Coca-Cola Stock Gets a High-Profile Upgrade

Options traders have been bearish on KO in recent weeks

by Emma Duncan

Published on Apr 17, 2018 at 9:41 AM

Shares of The Coca-Cola Co (NYSE:KO) are higher in early trading, after receiving an upgrade to "neutral" from "sell" at Goldman Sachs, saying it expects KO to outperform rival PepsiCo (PEP) -- which was downgraded to "sell." And while the brokerage firm also cut its price target by $1 to $46, Coca-Cola stock is up 0.5% to trade at $44.90 at last check.

Looking closer at the charts, the Dow stock sold off sharply after hitting a record high of $48.61 on Jan. 26. And while the shares are now trading back above the key $44.60 region -- which marks a 38.2% Fibonacci retracement of its early February correction -- today's positive price action has KO facing off against its 80-day moving average, which helped usher the equity higher throughout most of 2017.
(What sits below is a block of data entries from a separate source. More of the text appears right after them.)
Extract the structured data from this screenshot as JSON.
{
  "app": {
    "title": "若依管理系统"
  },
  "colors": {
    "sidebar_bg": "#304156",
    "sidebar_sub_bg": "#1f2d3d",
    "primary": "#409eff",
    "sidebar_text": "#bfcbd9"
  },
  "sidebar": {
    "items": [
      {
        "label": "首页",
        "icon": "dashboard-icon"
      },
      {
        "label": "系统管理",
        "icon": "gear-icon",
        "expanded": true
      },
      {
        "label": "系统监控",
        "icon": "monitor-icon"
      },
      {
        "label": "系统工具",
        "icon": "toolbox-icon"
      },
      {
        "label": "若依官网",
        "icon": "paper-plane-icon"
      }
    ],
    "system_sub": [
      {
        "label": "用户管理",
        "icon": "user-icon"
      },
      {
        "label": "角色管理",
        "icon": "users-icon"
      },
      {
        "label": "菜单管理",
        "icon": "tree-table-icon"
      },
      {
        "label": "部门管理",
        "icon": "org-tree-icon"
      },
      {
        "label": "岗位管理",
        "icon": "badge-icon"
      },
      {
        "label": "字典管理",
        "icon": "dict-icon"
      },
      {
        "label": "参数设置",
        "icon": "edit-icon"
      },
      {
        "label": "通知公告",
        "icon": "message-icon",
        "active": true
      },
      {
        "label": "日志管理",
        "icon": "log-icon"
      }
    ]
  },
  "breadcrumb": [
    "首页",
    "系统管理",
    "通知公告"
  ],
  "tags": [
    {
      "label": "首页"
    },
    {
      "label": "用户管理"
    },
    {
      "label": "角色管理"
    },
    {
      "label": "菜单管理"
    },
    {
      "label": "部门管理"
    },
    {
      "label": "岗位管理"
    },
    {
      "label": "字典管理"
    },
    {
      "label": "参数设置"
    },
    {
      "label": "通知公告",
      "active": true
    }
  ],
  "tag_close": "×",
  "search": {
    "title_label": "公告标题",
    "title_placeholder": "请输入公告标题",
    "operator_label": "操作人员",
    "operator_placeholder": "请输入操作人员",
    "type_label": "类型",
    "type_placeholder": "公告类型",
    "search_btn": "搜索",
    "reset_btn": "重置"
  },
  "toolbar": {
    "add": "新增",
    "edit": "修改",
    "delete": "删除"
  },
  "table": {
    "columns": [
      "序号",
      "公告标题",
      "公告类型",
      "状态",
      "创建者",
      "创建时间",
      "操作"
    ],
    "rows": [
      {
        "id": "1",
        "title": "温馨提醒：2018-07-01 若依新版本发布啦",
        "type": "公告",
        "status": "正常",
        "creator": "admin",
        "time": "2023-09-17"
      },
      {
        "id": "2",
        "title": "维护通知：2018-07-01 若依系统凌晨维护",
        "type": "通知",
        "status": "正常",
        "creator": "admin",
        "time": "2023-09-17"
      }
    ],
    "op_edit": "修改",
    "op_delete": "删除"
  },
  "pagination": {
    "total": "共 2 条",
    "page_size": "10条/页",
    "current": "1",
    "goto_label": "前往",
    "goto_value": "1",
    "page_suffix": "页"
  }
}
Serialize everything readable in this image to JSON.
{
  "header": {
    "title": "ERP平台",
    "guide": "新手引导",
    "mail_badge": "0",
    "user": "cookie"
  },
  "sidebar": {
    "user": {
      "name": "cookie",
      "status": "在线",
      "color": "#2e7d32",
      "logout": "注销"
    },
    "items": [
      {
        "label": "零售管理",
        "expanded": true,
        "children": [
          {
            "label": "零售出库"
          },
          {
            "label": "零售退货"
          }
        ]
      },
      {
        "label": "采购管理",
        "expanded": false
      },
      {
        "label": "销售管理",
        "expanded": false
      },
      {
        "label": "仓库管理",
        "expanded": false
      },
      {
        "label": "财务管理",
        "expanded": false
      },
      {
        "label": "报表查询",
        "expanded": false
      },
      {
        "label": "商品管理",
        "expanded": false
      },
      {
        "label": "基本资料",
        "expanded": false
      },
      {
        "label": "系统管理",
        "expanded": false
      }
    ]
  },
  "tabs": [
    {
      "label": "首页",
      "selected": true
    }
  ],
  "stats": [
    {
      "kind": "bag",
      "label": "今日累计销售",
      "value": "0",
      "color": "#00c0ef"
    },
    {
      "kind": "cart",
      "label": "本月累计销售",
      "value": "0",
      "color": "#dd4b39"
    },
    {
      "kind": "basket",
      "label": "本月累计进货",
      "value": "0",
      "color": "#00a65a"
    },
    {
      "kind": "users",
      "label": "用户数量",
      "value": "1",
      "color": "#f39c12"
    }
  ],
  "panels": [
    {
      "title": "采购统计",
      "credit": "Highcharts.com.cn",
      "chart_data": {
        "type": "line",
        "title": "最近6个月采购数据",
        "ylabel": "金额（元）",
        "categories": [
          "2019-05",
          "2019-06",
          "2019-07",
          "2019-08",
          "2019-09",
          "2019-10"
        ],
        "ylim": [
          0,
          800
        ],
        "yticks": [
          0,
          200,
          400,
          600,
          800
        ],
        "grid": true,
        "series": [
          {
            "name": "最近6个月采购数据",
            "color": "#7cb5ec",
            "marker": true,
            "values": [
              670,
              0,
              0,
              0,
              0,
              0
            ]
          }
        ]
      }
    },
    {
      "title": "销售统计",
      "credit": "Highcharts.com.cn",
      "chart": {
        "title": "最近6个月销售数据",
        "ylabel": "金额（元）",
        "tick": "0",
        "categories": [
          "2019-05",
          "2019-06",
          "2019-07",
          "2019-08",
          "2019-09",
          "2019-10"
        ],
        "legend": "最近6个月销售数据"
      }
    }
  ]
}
Analyst sentiment aligns with the stock's underwhelming performance, too, with nine out of the 15 covering brokerage firms sporting tepid "hold" recommendations. Plus, the security's 12-month price target sits just above at $49.99 -- an 11% premium to current levels.

Skepticism is seen in the options pits, as well. Data from the International Securities Exchange (ISE), Chicago Board Options Exchange (CBOE), and NASDAQ OMX PHLX (PHLX) shows Coca-Cola stock with a 10-day put/call volume ratio of 1.04, ranking in the 84th annual percentile. This indicates puts have been bought to open over calls at a faster-than-usual clip during the past two weeks.

Regardless of whether it's puts or calls, though, the beverage name has consistently disappointed premium buyers over the past year. KO's Schaeffer's Volatility Scorecard (SVS) arrives at a low reading of 9 out of 100, meaning the options market has tended to overestimate the stock's ability to make big moves in the last 12 months.